Tatsächlich haben sich viele Firmen längst Gedanken darüber gemacht, wie sie Kontakte am Arbeitsplatz auf ein Minimum verringern und Arbeit von Zuhause erleichtern können. So befindet sich am Stammsitz des weltgrößten Chemiekonzerns BASF in Ludwigshafen seit Oktober rund die Hälfte der 39.000 Beschäftigten durchgehend im Homeoffice - das sind praktisch alle Angestellten mit Bürojob. "Es gilt die Ansage: Wer von zu Hause arbeiten kann, soll es auch machen", sagt eine Unternehmenssprecherin. "Das funktioniert sehr gut." Bürostühle und große PC-Bildschirme konnten die Beschäftigten mitnehmen.
Ähnlich organisiert auch der Pharmakonzern Boehringer Ingelheim die Arbeit in der Coronavirus-Pandemie. "Uns ist wichtig, dass wir die Infektion nicht aufs Gelände holen", heißt es in der Ingelheimer Unternehmenszentrale. Beim Südwestrundfunk gilt seit Dezember, dass Führungskräfte die Anwesenheit ihrer Mitarbeiter im Funkhaus jederzeit begründen können müssen. Die Sendeanstalt hat nicht nur klassische Büroarbeiten, sondern auch Cutter und Multimedia-Redakteure ins Homeoffice versetzt.

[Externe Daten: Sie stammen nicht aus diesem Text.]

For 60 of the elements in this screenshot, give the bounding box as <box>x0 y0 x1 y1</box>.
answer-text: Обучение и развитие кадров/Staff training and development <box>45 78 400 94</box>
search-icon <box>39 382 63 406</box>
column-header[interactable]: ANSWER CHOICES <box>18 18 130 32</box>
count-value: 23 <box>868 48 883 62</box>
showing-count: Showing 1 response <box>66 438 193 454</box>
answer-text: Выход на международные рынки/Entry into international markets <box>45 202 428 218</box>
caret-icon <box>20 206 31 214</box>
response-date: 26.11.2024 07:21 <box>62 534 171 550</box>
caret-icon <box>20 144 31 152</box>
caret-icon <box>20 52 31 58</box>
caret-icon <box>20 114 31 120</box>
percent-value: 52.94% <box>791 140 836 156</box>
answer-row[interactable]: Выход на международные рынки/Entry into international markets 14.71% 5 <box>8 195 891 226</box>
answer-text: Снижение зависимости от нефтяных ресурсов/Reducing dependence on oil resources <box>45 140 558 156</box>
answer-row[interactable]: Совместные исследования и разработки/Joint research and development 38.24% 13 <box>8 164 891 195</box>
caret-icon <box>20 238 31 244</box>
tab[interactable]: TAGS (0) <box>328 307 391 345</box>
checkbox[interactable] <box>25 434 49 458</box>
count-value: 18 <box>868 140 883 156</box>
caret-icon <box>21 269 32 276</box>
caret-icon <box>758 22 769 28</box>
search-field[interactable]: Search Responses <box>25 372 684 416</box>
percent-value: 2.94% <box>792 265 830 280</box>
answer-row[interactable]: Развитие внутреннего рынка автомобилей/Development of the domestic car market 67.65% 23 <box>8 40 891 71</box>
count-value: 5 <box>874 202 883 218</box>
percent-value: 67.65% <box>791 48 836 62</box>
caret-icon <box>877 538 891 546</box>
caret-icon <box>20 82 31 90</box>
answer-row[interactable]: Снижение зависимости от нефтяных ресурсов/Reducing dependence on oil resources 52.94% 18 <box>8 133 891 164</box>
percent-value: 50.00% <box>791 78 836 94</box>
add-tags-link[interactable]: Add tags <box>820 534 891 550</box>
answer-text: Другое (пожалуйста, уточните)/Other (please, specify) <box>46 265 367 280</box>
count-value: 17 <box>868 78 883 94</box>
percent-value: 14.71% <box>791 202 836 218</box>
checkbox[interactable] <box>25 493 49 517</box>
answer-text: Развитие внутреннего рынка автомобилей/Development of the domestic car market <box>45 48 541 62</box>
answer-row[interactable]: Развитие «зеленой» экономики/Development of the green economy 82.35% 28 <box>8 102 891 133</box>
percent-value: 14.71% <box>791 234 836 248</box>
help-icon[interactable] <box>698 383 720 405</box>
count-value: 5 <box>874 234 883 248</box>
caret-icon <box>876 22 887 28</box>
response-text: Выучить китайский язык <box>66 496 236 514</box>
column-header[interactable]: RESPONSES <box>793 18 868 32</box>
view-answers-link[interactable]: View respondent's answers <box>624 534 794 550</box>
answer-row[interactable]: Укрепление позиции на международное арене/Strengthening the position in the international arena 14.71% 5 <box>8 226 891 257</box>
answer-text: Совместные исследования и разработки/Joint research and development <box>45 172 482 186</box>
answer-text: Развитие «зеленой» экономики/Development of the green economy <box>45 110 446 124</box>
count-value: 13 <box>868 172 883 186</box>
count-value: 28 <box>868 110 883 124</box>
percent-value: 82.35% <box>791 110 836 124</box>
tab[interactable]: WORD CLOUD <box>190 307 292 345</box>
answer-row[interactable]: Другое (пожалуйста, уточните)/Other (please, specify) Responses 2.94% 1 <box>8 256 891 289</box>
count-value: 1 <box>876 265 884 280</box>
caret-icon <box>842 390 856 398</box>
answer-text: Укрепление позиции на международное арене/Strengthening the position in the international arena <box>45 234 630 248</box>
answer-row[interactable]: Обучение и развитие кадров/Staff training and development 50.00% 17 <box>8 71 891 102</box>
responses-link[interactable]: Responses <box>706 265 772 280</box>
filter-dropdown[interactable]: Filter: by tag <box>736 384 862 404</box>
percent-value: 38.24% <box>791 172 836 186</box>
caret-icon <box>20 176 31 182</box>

Auch bei den großen Kirchen ist Arbeit von zu Hause vielerorts eine Selbstverständlichkeit, wenn auch in unterschiedlichem Ausmaß. So sehen die Empfehlungen der hessen-nassauischen Landeskirche für Verwaltungskräfte vor, dass durchschnittlich zwei Drittel der Arbeitszeit zu Hause abgeleistet werden können. Bei der pfälzischen Kirche sind es meist 50 bis 70 Prozent der Arbeitszeit. Die Evangelische Kirche im Rheinland verzichtet ganz auf zeitliche Rahmenvorgaben. Von den 280 Mitarbeitenden im Landeskirchenamt in Düsseldorf seien noch zehn Prozent regelmäßig ganztägig im Haus, die übrigens 90 Prozent kämen nur sporadisch oder stundenweise vorbei.
Gerade im Bereich der Behörden - also dort, wo die Politik am ehesten Einfluss nehmen könnte - gibt es erstaunlich oft Nachholbedarf. Viele Verwaltungen sehen es bereits als Erfolg, dass die Präsenzpflicht ihrer Bediensteten an einzelnen Arbeitstagen ausgesetzt ist. Dass die Kontakte am Arbeitsplatz nicht stärker sinken, hat wohl auch damit zu tun, dass längst nicht alle Arbeitnehmer dazu bereit sind.
Auch Clara Bauer hatte in ihrem Büro zunächst keine Rückendeckung beim Thema Homeoffice: "Ich wollte sofort, aber die Kolleginnen wollten nicht." Als sie sagte, dass sie sich in der S-Bahn unwohl fühle, sei ihr nahegelegt worden, mit dem Auto zu kommen.